The era of more for less in consumer electronics has hit a significant roadblock.
While the world watches the meteoric rise of artificial intelligence (AI), a side effect is emerging in the pockets of everyday users: the cost of computing devices, from smartphones to PCs, is surging as AI giants monopolise the global chip supply.
This concern was raised by telecom group, MTN, which claimed that though, it hasn’t seen the effects of a shortage of computing components due to the rapid growth of the AI industry’s demand for chipsets – yet, however, the telco is seeing the prices of computing parts going up significantly, largely because manufacturers prefer making AI chips as they are more profitable.

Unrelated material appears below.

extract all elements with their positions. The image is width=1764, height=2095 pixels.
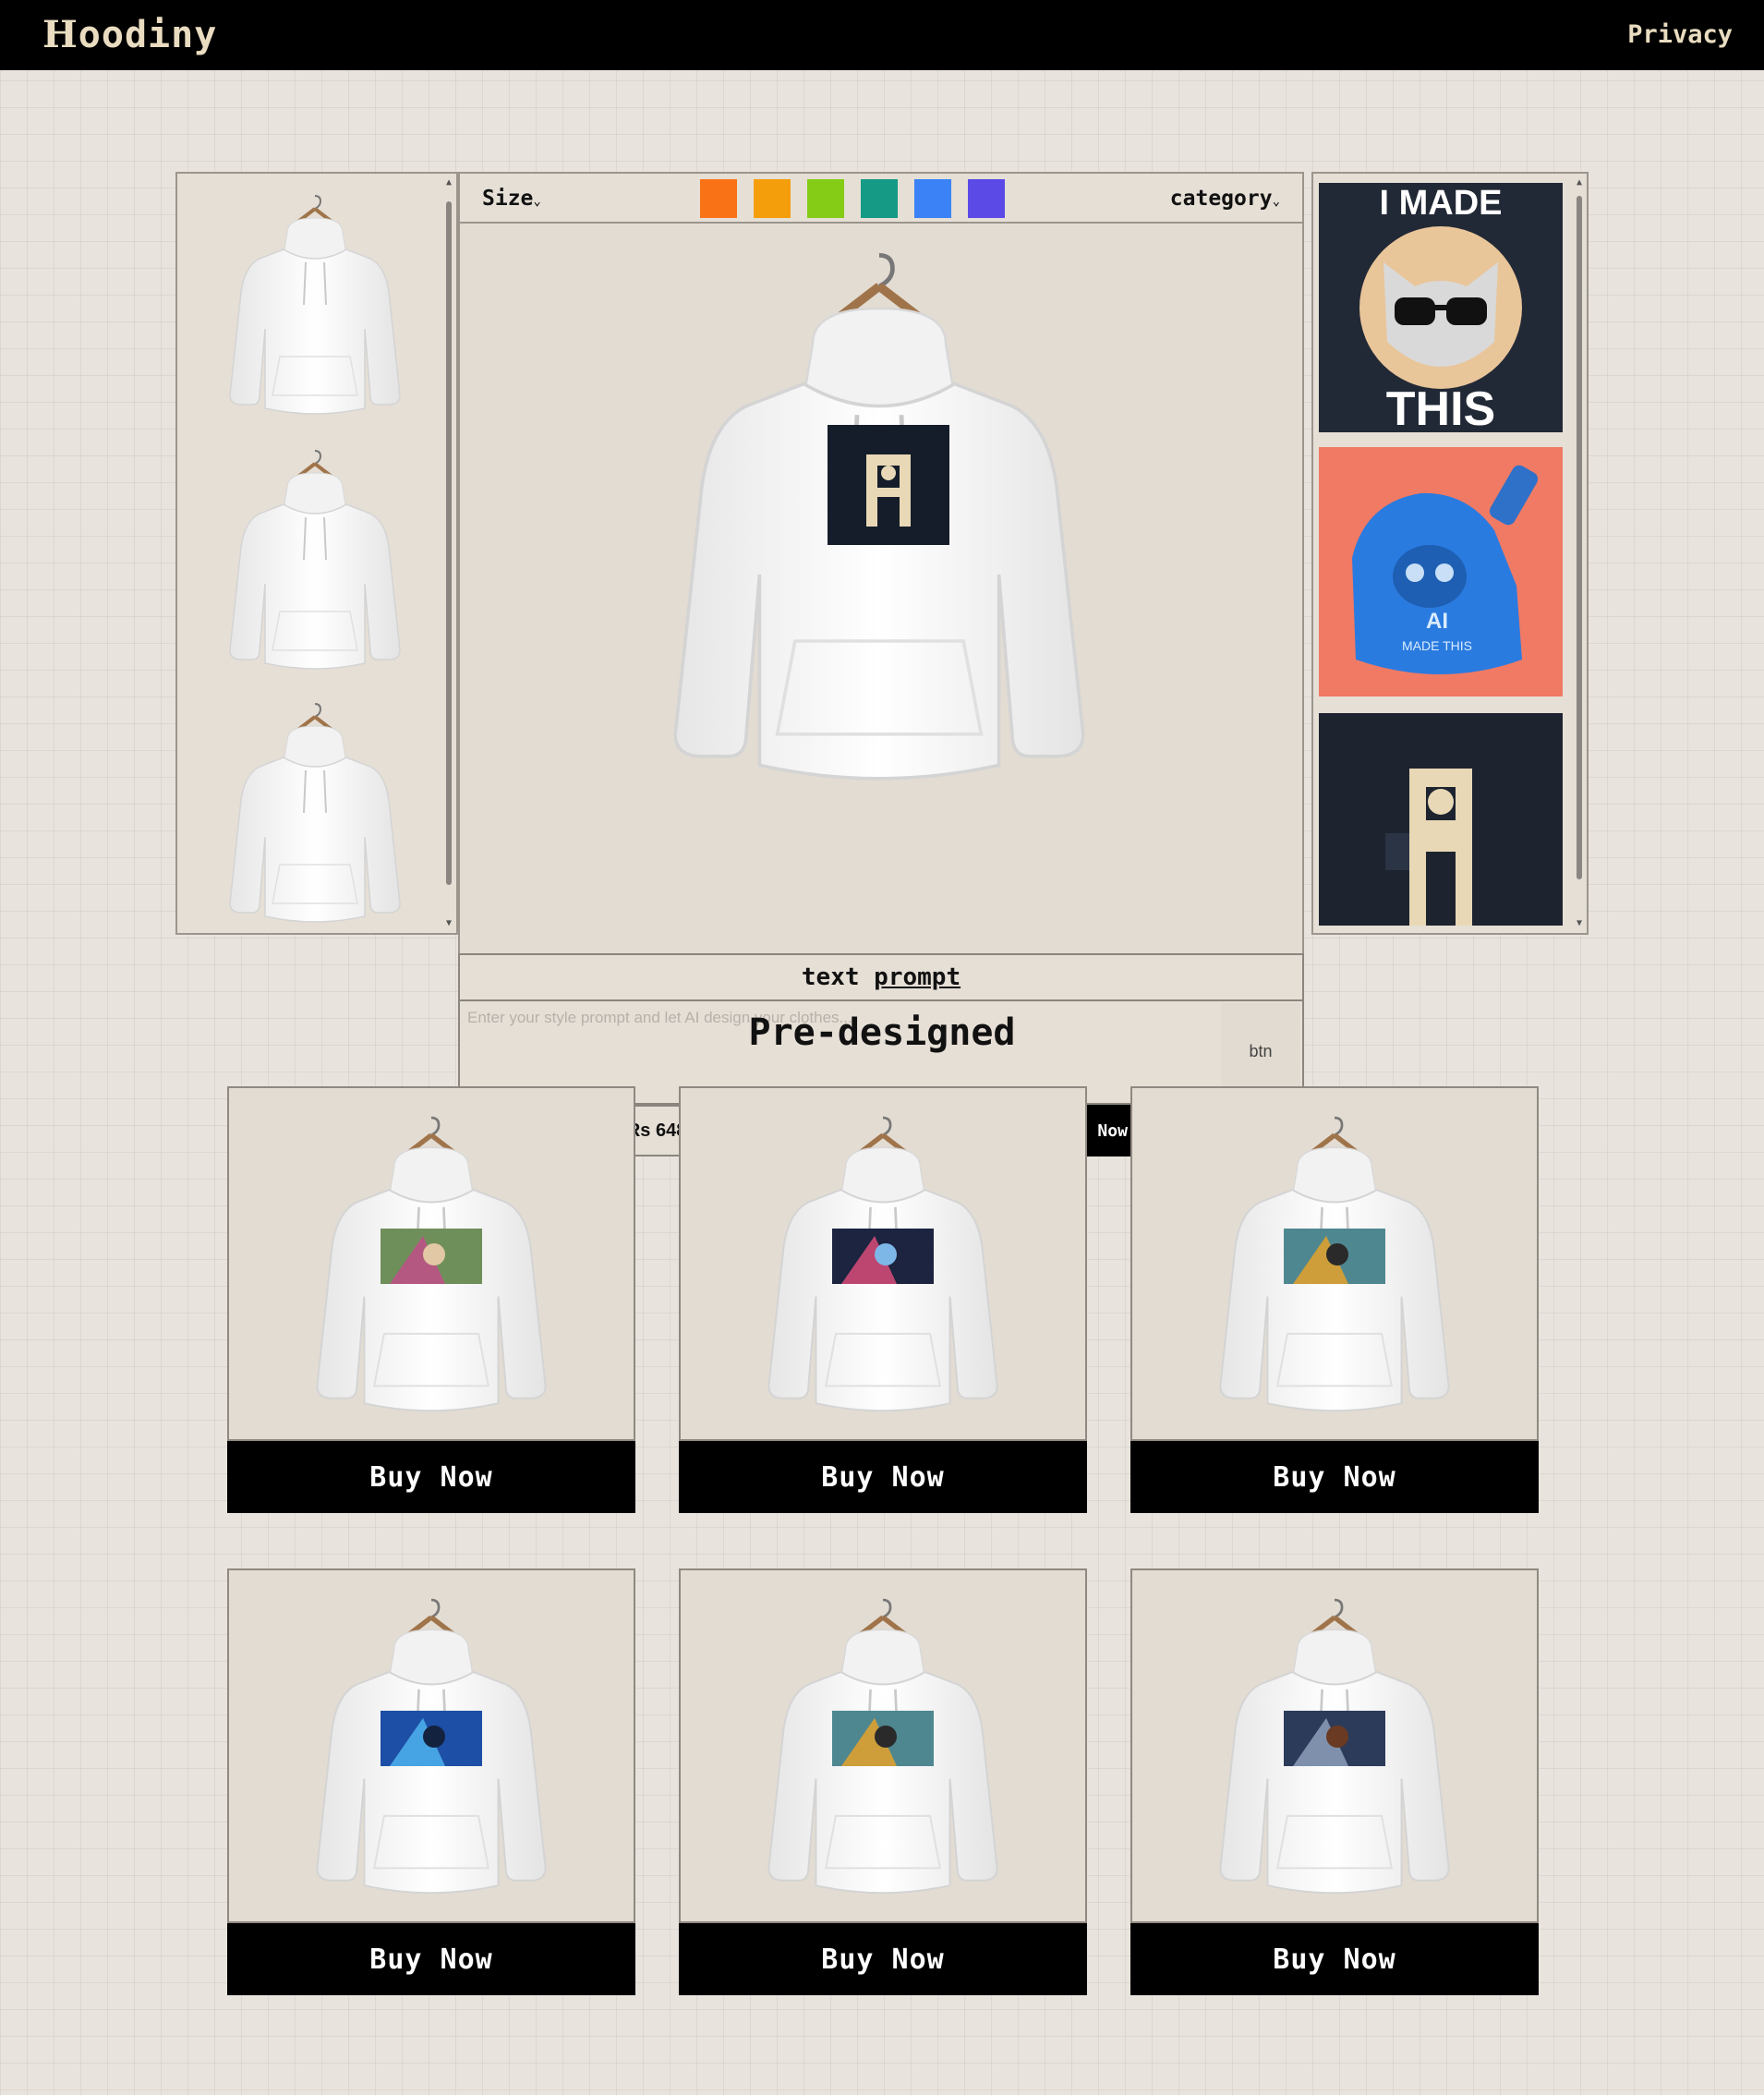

Speaking during an investor call on the back of MTN’s yearly results for the year to end-December, Chief Technical Officer, Amith Maharaj, said Africa’s largest mobile network operator has not seen “a drastic shortage.”
He said the company orders lead items in advance, which include servers that take between six and eight weeks to arrive.
“Delivery is not an issue. It’s just the price has gone up,” added Maharaj.
Indeed, checks showed that for over a decade, the tech industry thrived on democratising specs, bringing high-end features like massive RAM and lightning-fast storage to budget-friendly devices.
According to the latest data from IDC, that trend is now reversing. The cost structure of a smartphone is heavily dictated by its memory components. For a mid-range device, memory accounts for 15 per cent to 20 per cent of the total bill of materials. With RAM prices surging by as much as 250 per cent recently, manufacturers face a grim choice:
Insights showed that the issue isn’t just a lack of materials; it’s a strategic reallocation. Chip manufacturers are pivoting their production lines toward high-margin AI processors used in massive data centres, leaving standard PC and smartphone components in the lurch.
Maharaj stressed that manufacturers prefer making AI chips as they are more profitable.
This shift has created a global bottleneck. While delivery times for servers and hardware remain stable at six to eight weeks, the “price envelope” has shifted.
Even the humble SIM card hasn’t escaped the inflation, with MTN CEO, Ralph Mupita, confirming that rising costs are forcing even the largest operators to prioritise their spending.
“In the near-term, we’re saying, let’s make the choices within an envelope. There’s an envelope of affordability, and we are asking our teams to make choices within that and prioritise. So, it’s something that we are looking at now.”
Mupita added that this situation is affecting companies worldwide. “It’s not specific to MTN. It’s a global issue now.”
Moody’s 2026 Data Centre Outlook predicted that investment in AI-focused infrastructure will hit $3 trillion over the next five years. This relentless demand for silicon to power the cloud is effectively “straining the global semiconductor supply chain” to its breaking point.
IDC warned that this shortage could persist well into 2027, suggesting that the “smartphone threat of 2026” is only the beginning. For consumers, the message is clear: the high-performance device you bought three years ago might actually cost more to replace today with equivalent specs.